I'm really excited to see the security awareness community begin to develop and mature. Organizations are realizing that technology can only go so far, they have to address the human factor. As a result, we are seeing security awareness go beyond just compliance and focus on changing behavior, to have an impact and ultimately reduce human risk. To accomplish this requires a number of different skills, backgrounds and expertise. Examples include human behavior, risk analysis, project management, marketing, communications, metrics and e-learning technologies. Obviously no one individual can have such a wealth of expertise, we have to work with and learn from our peers. Listed below (in no particular order) is a round-up of blogs focusing on the human element.
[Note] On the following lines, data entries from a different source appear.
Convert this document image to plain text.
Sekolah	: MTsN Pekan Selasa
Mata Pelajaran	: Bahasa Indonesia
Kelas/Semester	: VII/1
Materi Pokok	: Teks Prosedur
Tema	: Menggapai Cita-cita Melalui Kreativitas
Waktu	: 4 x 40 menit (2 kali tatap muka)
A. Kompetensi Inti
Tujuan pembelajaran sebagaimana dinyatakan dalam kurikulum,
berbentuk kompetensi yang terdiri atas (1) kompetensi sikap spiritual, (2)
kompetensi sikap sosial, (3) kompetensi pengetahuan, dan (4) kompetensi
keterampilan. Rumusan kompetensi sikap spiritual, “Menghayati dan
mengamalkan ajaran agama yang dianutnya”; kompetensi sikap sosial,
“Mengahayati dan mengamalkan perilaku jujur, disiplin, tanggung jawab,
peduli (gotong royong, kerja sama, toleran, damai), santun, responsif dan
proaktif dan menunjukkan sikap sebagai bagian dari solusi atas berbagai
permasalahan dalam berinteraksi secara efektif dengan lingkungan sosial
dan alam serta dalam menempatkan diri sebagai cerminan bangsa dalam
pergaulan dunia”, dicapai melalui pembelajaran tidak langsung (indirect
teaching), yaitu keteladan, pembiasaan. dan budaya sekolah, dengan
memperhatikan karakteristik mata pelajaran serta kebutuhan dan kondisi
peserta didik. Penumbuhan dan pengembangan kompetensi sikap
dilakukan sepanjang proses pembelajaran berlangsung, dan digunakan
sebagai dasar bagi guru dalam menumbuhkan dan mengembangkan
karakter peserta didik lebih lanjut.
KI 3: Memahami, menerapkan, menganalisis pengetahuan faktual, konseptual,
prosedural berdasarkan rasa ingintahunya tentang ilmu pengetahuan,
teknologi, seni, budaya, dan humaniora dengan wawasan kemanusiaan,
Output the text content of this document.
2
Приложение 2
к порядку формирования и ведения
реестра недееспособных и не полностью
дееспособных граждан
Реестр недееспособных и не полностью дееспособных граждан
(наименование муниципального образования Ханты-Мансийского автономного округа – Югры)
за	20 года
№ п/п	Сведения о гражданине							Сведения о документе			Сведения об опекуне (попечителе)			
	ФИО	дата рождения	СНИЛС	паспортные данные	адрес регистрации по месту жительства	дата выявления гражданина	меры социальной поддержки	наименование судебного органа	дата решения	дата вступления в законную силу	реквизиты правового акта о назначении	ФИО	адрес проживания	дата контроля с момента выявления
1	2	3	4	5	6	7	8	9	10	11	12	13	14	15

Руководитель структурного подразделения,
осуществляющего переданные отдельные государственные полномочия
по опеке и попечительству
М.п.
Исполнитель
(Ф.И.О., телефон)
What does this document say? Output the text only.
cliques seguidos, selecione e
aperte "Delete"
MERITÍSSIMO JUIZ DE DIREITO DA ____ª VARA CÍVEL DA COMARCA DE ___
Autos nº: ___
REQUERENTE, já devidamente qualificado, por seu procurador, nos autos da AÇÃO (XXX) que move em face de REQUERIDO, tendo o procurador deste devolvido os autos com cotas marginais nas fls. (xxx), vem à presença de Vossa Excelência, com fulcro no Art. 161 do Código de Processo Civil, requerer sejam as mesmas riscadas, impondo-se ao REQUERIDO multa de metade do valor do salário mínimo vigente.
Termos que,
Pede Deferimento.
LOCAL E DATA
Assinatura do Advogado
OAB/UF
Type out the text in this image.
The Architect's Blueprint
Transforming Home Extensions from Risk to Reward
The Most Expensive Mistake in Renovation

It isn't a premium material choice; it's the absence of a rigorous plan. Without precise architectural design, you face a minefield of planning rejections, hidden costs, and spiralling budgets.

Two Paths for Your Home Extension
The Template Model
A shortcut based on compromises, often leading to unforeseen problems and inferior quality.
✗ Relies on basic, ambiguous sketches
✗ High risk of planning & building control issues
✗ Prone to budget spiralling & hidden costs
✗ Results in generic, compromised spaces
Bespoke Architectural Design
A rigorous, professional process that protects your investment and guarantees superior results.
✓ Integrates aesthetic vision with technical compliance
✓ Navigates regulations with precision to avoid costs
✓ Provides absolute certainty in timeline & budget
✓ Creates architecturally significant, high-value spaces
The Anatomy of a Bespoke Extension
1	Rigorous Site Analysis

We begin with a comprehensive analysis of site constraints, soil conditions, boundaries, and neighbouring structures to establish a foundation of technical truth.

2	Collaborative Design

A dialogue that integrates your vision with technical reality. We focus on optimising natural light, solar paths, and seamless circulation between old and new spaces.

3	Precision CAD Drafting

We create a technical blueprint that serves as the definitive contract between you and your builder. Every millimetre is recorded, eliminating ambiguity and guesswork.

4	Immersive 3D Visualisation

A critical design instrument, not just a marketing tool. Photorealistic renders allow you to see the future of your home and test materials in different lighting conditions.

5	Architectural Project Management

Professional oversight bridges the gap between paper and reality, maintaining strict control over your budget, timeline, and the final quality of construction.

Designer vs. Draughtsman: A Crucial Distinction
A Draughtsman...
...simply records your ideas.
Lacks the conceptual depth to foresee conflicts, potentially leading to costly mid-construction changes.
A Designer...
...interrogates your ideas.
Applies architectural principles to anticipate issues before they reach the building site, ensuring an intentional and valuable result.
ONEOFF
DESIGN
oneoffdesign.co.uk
As this field continues to grow I'll add more over time.
- Social Engineering: Chris Hadnagy and his team are doing some great work on the psychology involved in socially engineering people. Chris and his team also lead the "Capture The Flag" Social Engineering event at Blackhat every year. This is a good source for learning about the root of the problem.
- Wombat Securities: Wombat focuses on phishing and originally started their work based on research at Carnegie Mellon University. They have some great academic research papers posted in their resources section.
- MAD Security: Mike Murray and his team are passionate about securing the human element and have a strong focus on the behavioral side. In fact Katrina Rodzon recently joined the team, her degree is in Human/Cognitive Behavior.
- Compliance & Privacy: Rebecca Herold focuses on the compliance and privacy issues of security awareness. While our goal is to take awareness beyond compliance, it is important to ensure we are always still compliant.
- ThreatSim: One of the newer kids on the block focusing on the phishing side. Very active blog.
- KnowBe4: A security awareness company that focuses on going beyond just compliance and focusing on changing behavior. Stu Sjouwerman and his team have some great ideas and maintain an active blog.
- PhishMe: One of the very first companies specializing in phishing education and resources.
What are some other resources that we should be including? It does not have to be security related, as I'm sure other industries are also attempting to change behaviors and which we could learn from (health care is a big one that comes to mind).